Adit harus merelakan harapannya untuk kembali dekat dengan Bila. Apa yang Ia alami pagi ini, berangkat ke kampus bersama tak lebih hanya sekedar ilusi semata. Bukannya tak paham, Adit paham betul dengan situasi yang Ia hadapi. hanya saja Ia tetap bertaruh pada secerca harapan yang masih tersimpan jauh dilubuk hatinya.
。。。。。。。。。。。。。。。。。。。。
Hari demi hari terus berlalu, komunikasi antara Adit dan Bila kian renggang bahkan mereka tak terlihat seperti teman masa kecil yang sudah saling mengenal cukup lama. Tak bedanya seperti orang asing. Disisi lain, hubungan Bila dengan Fajar kian dekat. Fajar bahkan sudah beberapa kali berkunjung ke rumah Bila, dan Bila pun sudah beberapa kali di ajak main ke rumah serta villa pribadi milik keluarga Fajar. Namun karena kedua orang tua fajar yang sibuk bekerja, Bila dan Fajar lebih sering menghabiskan waktu berdua di rumah yang terbilang cukup luas.
Belakangan Adit mendengar desas-desus kabar yang kurang mengenakan dari keluarga Bila. Dikabarkan orangtuanya tengah menyiapkan surat perceraian. Ia mendengar kabar ini dari Ibunya.
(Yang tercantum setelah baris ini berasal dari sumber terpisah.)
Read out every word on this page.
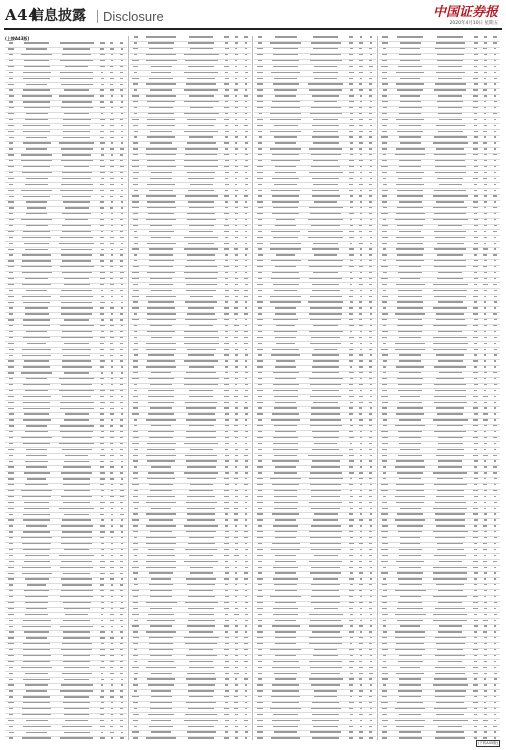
A44
信息披露 Disclosure	中国证券报
2020年4月10日 星期五
(上接A43版)
(下转A45版)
Keluarga Adit dengan keluarga Bila memang sedari dulu sudah akrab. Jadi untuk hal-hal seperti ini tentulah mereka tahu, tapi tidak bisa berbuat banyak. Karena hal inilah Bila tidak betah berada di rumah dan sering menghabiskan waktu di luar bersama Fajar.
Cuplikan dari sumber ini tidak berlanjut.